Her mother had been excited she was dating at all. Then when she found out what Dean did, had gotten quieter. Add in being a single father.
But now that it seems more serious, looks as if her mother was going to be even more painfully truthful.
“It seems that I am,” she said, her back straightening. “And you know what? I’m damn happy with Dean too. Shouldn’t my happiness mean more than what he does for a living?”
“Not if you get sucked into his drama. Erika hasn’t met him yet, but she said he’s very handsome and nice to you and that you’re happy. But if he’s that handsome and friendly, aren’t you worried that he’d have a wandering eye at work?”
“That’s tacky even for you. On top of being rude. You don’t know him to make that assumption,” she snapped.
“I just know how these things tend to work out. Come on, Molly, he doesn’t sound anything at all your type.”
“What do you know of my type? I’ve never brought a guy home to be introduced to you.”

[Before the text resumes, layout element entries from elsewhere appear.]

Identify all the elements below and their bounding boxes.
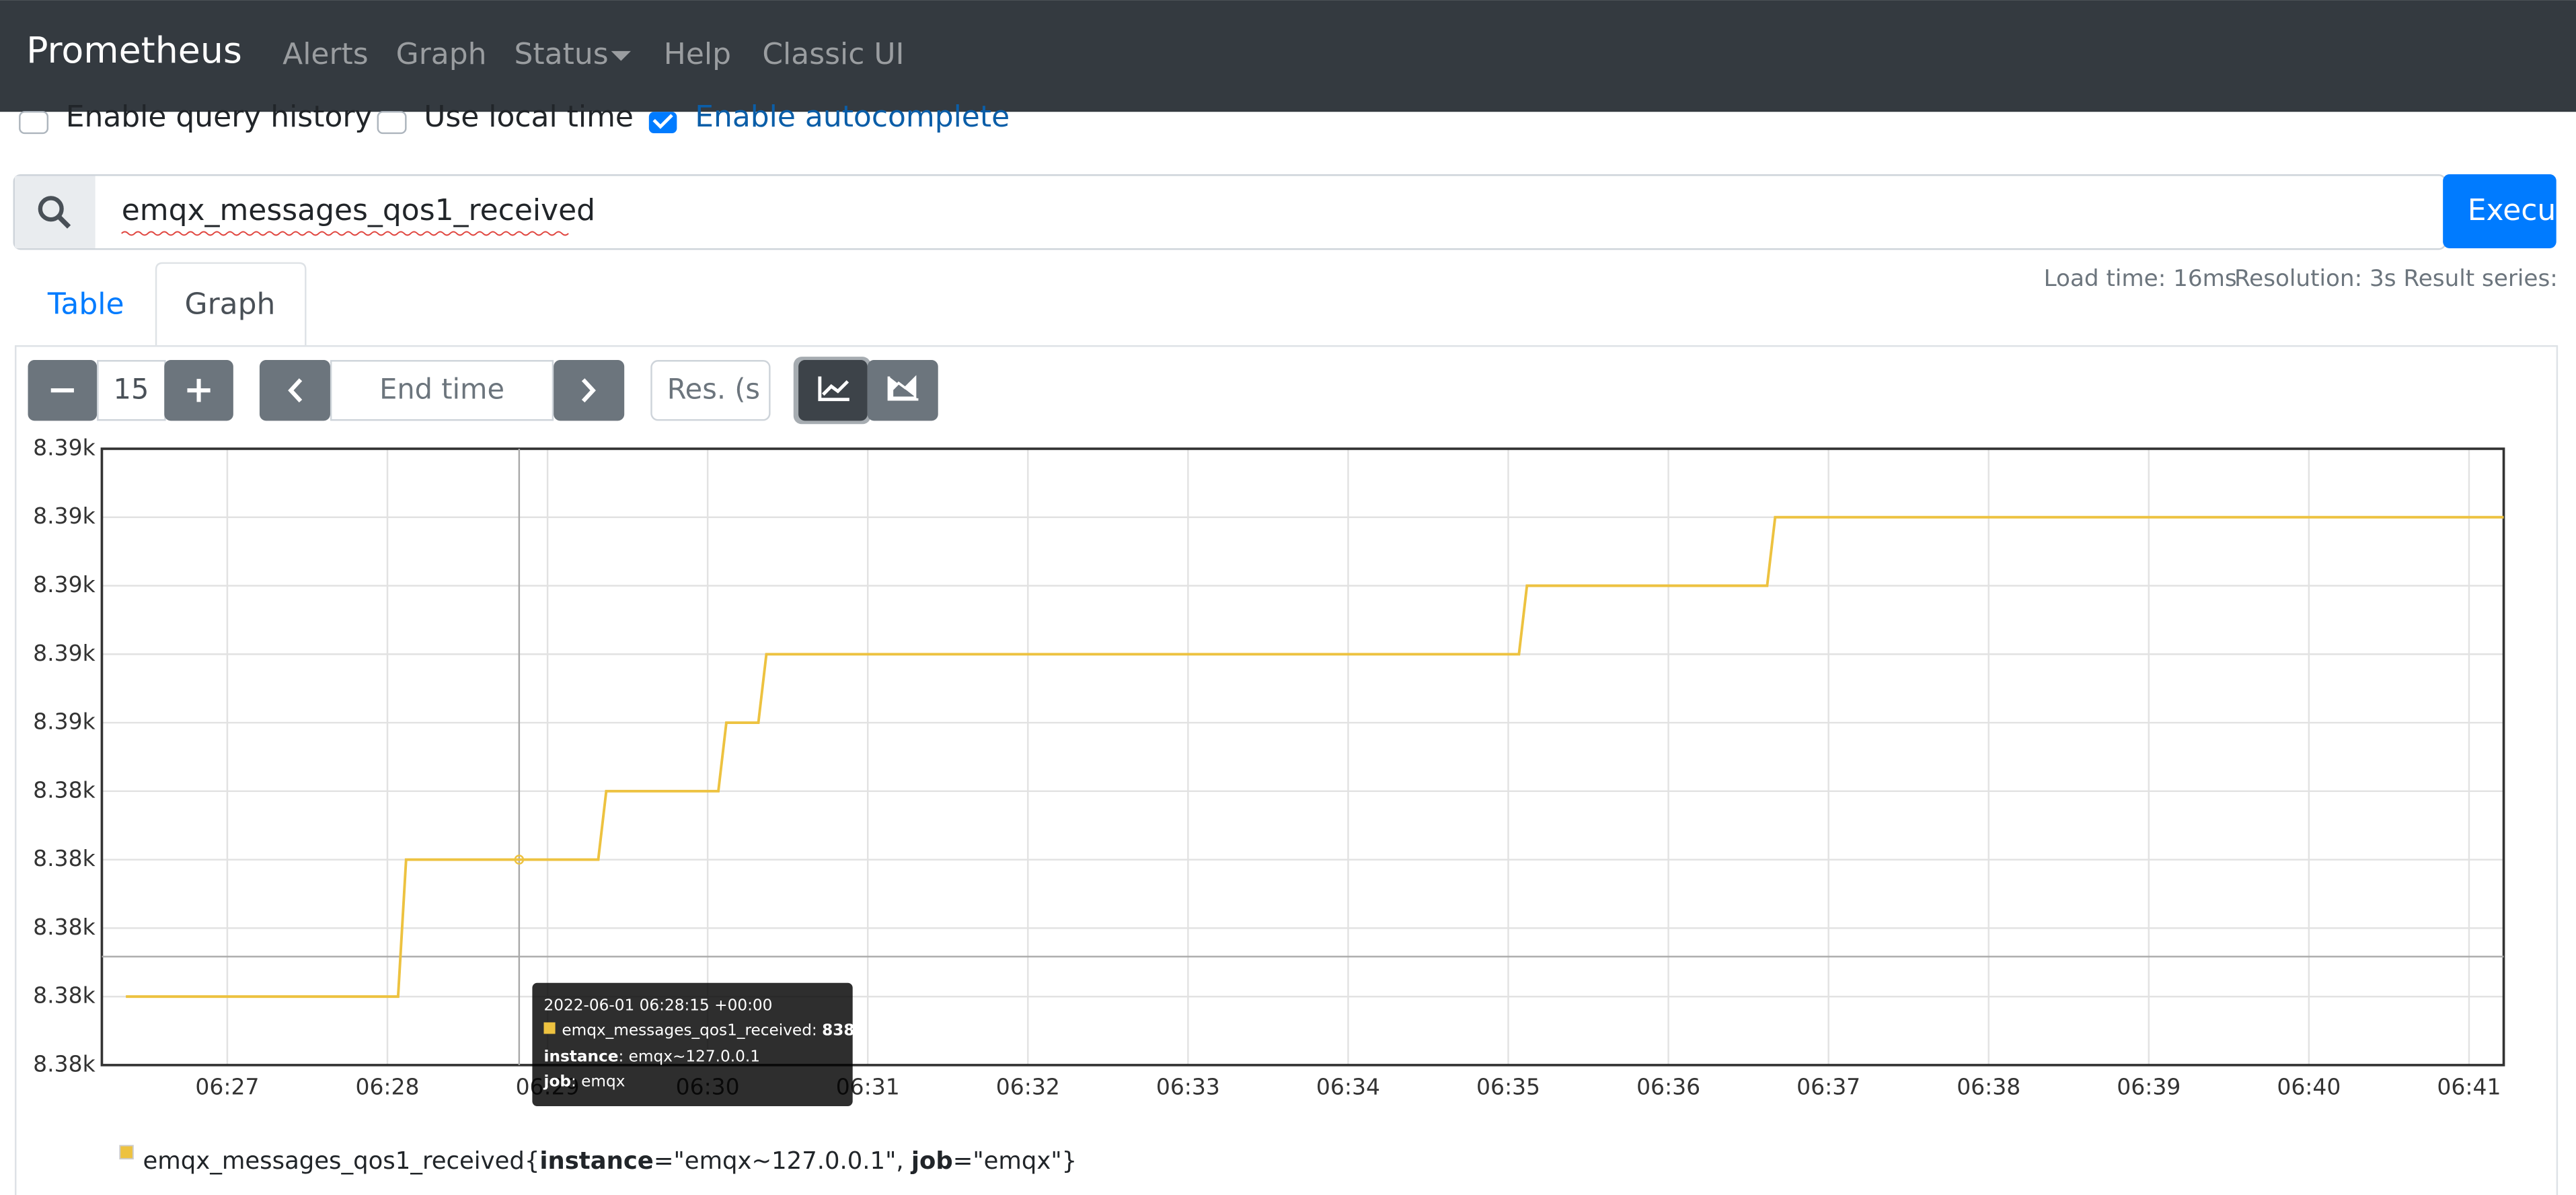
option-label[interactable]: Enable query history — [66, 100, 373, 134]
caret — [611, 50, 631, 61]
x-tick-label: 06:33 — [1156, 1074, 1220, 1100]
x-tick-label: 06:38 — [1957, 1074, 2020, 1100]
stat: Resolution: 3s — [2234, 265, 2396, 292]
end-time-input[interactable] — [330, 360, 554, 421]
x-tick-label: 06:41 — [2437, 1074, 2501, 1100]
y-tick-label: 8.38k — [33, 914, 95, 940]
y-tick-label: 8.38k — [33, 776, 95, 803]
tooltip-time: 2022-06-01 06:28:15 +00:00 — [544, 996, 773, 1014]
y-tick-label: 8.38k — [33, 845, 95, 871]
option-label[interactable]: Enable autocomplete — [695, 100, 1010, 134]
nav-link[interactable]: Classic UI — [762, 37, 904, 71]
y-tick-label: 8.38k — [33, 1050, 95, 1077]
x-tick-label: 06:37 — [1796, 1074, 1860, 1100]
x-tick-label: 06:35 — [1476, 1074, 1540, 1100]
x-tick-label: 06:40 — [2277, 1074, 2341, 1100]
legend-val: ="emqx"} — [953, 1147, 1077, 1175]
stacked-chart-button[interactable] — [867, 360, 938, 421]
tooltip-swatch — [543, 1022, 556, 1034]
y-tick-label: 8.39k — [33, 503, 95, 529]
x-tick-label: 06:32 — [996, 1074, 1060, 1100]
x-tick-label: 06:34 — [1316, 1074, 1380, 1100]
nav-link[interactable]: Status — [515, 37, 609, 71]
x-tick-label: 06:39 — [2117, 1074, 2181, 1100]
query-text[interactable]: emqx_messages_qos1_received — [122, 193, 595, 227]
legend-metric: emqx_messages_qos1_received{ — [143, 1147, 540, 1175]
tooltip-value: 8384 — [822, 1021, 866, 1039]
series-line — [126, 515, 2504, 999]
tooltip-label: job: emqx — [543, 1072, 626, 1090]
tab-active[interactable] — [155, 262, 307, 346]
stat: Result series: 1 — [2404, 265, 2576, 292]
tab[interactable]: Table — [47, 287, 124, 321]
y-tick-label: 8.38k — [33, 982, 95, 1009]
line-chart-button[interactable] — [798, 360, 868, 421]
tooltip-key: job — [543, 1072, 571, 1090]
end-time-placeholder[interactable]: End time — [379, 372, 504, 405]
navbar — [0, 0, 2576, 112]
nav-link[interactable]: Alerts — [282, 37, 369, 71]
plus-icon — [187, 379, 211, 402]
resolution-input[interactable] — [650, 360, 771, 421]
chevron-right — [581, 378, 596, 403]
panel — [14, 345, 2559, 1195]
line-chart-icon — [818, 376, 849, 402]
x-tick-label: 06:28 — [355, 1074, 419, 1100]
tooltip-label: instance: emqx~127.0.0.1 — [544, 1047, 761, 1065]
nav-link[interactable]: Graph — [396, 37, 487, 71]
nav-link[interactable]: Help — [664, 37, 731, 71]
checkbox[interactable] — [377, 110, 407, 135]
search-icon — [57, 215, 71, 229]
y-tick-label: 8.39k — [33, 571, 95, 598]
tab[interactable]: Graph — [185, 287, 276, 321]
x-tick-label: 06:27 — [195, 1074, 259, 1100]
y-tick-label: 8.39k — [33, 640, 95, 666]
execute-label[interactable]: Execute — [2468, 193, 2576, 227]
spellcheck-underline — [121, 231, 569, 236]
checkbox[interactable] — [19, 110, 49, 135]
tooltip — [532, 982, 853, 1106]
legend-key: job — [910, 1147, 953, 1175]
tooltip-key: instance — [544, 1047, 619, 1065]
chevron-left — [288, 378, 303, 403]
legend-val: ="emqx~127.0.0.1", — [654, 1147, 911, 1175]
y-tick-label: 8.39k — [33, 434, 95, 460]
check-icon — [652, 114, 673, 129]
legend-swatch — [119, 1145, 134, 1160]
execute-button[interactable] — [2443, 174, 2556, 248]
tooltip-val: : emqx — [571, 1072, 625, 1090]
y-tick-label: 8.39k — [33, 709, 95, 735]
tooltip-series: emqx_messages_qos1_received: 8384 — [562, 1021, 865, 1039]
brand[interactable]: Prometheus — [26, 29, 242, 71]
search-addon — [14, 176, 96, 248]
x-tick-label: 06:36 — [1636, 1074, 1700, 1100]
hover-point — [514, 855, 525, 865]
range-input[interactable] — [97, 360, 166, 421]
search-icon — [38, 196, 64, 222]
resolution-placeholder[interactable]: Res. (s) — [667, 372, 771, 405]
tooltip-series-name: emqx_messages_qos1_received: — [562, 1021, 817, 1039]
option-label[interactable]: Use local time — [424, 100, 634, 134]
range-value[interactable]: 15m — [114, 372, 176, 405]
time-next[interactable] — [554, 360, 625, 421]
time-prev[interactable] — [259, 360, 330, 421]
tooltip-val: : emqx~127.0.0.1 — [618, 1047, 760, 1065]
legend-entry: emqx_messages_qos1_received{instance="em… — [143, 1147, 1077, 1175]
plot-frame — [100, 447, 2505, 1066]
plot: 8.38k 8.38k 8.38k 8.38k 8.38k 8.39k 8.39k 8.39k… — [33, 434, 2505, 1175]
legend-key: instance — [539, 1147, 653, 1175]
stat: Load time: 16ms — [2044, 265, 2237, 292]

There was silence telling her she’d aimed and landed that arrow right.
“Then let me meet Dean now. Erika hasn’t, so maybe he doesn’t exist.”
She rolled her eyes. “Ruby has met him. Ruby sold him his house over four years ago. He lives not that far from her in Paradise Place in a large, beautiful house. He even has a nanny suite off the back of his garage for Carly.”
“A nanny suite. In the new part of the development there? And he manages a bar? Come on, Molly. Open your eyes. Something isn’t adding up. Does he sell drugs or run money or something under the table. Anything off the books?”
She snarled. “Mom. I’m done with this conversation.”
She hung up because she couldn’t handle another second of the words her mother was saying.
But she had noticed Dean’s place might be a bit higher end than a bartender could afford. Well, he was a manager and the place was popular, so who was she to say?
Or he could have won the lotto at some point in his life.
There were a lot of reasons people had more money than their jobs might dictate.
Maybe he was crazy in debt.
Ugh, she didn’t want to think that.
Nope, not going there.
It’s just things they didn’t talk about.
But Ruby would have said if he had bad credit. If he wouldn’t have been able to afford the house.
It all went quickly, Ruby had said.
Then he built that addition for a nanny.
No, he wasn’t in debt.
But was there something more that she wasn’t seeing?
She picked her phone up to call Dean and tell him she’d just told her mother off. She’d stood up to the woman who’d never backed her in life.
But then she put it back down. In order to do that she’d have to tell Dean the things her mother said about him. The man her mother never met and was judging. There was no reason for it.
She knew what it was like to be put down in life and she wasn’t going to do that to someone else.
But she also had a few doubts put in her head and didn’t want to project them onto him either.
That would teach her to look at her phone before she answered.